Pre-image of Hausdorff space is Hausdorff

Let $x_1,x_2 \in X$ such that $x_1 \neq x_2$

Then $f(x_1),f(x_2) \in Y$ and $f(x_1) \neq f(x_2)$ because $f$ is injective.

Then there exist two disjoint open sets $U_1,U_2 \in \mathcal{T_Y}$ such that $f(x_1) \in U_1$ and $f(x_2) \in U_2$

Thus $$x_1 \in f^{-1}(U_1)$$ $$x_2 \in f^{-1}(U_2)$$ where $ f^{-1}(U_1),f^{-1}(U_2)$ are open in $X$ because $f$ is continuous and $U_1,U_2$ are open in $Y$.

Put $V_1=f^{-1}(U_1)$ and $V_2=f^{-1}(U_2)$ and you have: $$V_1 \cap V_2 =f^{-1}(U_1) \cap f^{-1}(U_2)=f^{-1}(U_1 \cap U_2)=f^{-1}(\emptyset)=\emptyset$$

Therefore $X$ is Hausdorf.


There's a jump in your proof: you write that $x$ and $y$ have disjoint neighborhoods $U\in\tau_x$ and $V\in\tau_y$ (note that you wrote $U\subset\tau_x$ and $V\subset\tau_y$; this is wrong), and, in the next sentence, you write that the pre-images of $U$ and $V$ are open sets. Why?

There are two ways of solving this:

  1. Use the fact that the pre-image of a neighborhood by a continuous function is again a neighborhood.
  2. You can assume without loss of generality that $U$ and $V$ are open sets.

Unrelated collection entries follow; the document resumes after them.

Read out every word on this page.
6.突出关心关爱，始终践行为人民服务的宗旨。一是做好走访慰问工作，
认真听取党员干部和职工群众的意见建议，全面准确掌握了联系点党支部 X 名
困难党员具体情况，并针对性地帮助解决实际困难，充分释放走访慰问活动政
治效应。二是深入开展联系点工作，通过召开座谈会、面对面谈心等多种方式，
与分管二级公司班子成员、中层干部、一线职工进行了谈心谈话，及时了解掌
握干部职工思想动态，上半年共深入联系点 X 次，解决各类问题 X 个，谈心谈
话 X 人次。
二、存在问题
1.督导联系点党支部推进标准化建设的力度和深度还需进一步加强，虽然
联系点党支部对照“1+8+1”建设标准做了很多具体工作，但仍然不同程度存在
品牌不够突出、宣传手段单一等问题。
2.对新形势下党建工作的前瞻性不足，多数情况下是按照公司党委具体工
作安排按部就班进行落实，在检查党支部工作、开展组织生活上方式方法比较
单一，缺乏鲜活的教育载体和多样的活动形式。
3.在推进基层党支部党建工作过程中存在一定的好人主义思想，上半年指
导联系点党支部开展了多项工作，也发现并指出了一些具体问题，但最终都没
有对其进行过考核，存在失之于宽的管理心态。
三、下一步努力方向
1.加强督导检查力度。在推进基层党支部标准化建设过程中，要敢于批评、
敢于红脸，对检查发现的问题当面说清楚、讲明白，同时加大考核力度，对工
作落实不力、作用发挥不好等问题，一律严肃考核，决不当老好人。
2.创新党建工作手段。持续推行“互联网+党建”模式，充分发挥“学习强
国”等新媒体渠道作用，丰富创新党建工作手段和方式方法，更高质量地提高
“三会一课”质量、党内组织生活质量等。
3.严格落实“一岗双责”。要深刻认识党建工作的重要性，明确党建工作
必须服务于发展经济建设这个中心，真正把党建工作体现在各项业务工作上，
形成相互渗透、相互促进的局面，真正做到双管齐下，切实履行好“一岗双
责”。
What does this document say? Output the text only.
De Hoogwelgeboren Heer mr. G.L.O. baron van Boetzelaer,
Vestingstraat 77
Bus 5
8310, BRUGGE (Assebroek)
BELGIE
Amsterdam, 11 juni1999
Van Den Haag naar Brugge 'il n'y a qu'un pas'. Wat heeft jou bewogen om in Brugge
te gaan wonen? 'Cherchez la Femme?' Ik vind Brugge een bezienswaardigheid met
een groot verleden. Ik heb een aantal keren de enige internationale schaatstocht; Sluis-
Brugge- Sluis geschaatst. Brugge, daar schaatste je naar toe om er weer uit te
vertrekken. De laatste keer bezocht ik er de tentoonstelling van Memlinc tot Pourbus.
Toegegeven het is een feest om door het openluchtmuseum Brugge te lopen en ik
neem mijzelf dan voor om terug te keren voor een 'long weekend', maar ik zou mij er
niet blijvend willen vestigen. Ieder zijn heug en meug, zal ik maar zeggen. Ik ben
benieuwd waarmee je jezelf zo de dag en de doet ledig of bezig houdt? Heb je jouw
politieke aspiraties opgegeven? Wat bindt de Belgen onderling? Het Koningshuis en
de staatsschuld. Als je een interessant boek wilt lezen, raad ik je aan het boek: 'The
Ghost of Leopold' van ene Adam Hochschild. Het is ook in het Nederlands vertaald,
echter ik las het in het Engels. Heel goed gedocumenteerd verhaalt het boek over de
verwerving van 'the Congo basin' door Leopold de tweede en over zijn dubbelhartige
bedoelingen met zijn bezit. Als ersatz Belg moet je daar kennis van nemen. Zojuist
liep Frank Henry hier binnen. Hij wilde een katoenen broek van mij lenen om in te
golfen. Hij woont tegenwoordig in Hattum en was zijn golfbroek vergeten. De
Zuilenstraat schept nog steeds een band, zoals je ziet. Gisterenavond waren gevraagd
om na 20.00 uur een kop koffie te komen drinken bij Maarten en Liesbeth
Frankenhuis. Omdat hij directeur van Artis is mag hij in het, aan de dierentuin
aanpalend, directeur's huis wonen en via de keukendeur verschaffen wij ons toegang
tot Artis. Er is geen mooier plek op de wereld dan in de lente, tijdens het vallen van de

Take distinct $x,y \in X$ then $f(x), f(y)$ are distinct points in $Y$ (by injectivity) and so we have disjoint open sets $U$ and $V$ containing $f(x)$ and $f(y)$, respectively. Now their preimages $f^{-1}(U)$ and $f^{-1}(V)$ are open (by continuity), disjoint and contain $x$ and $y$.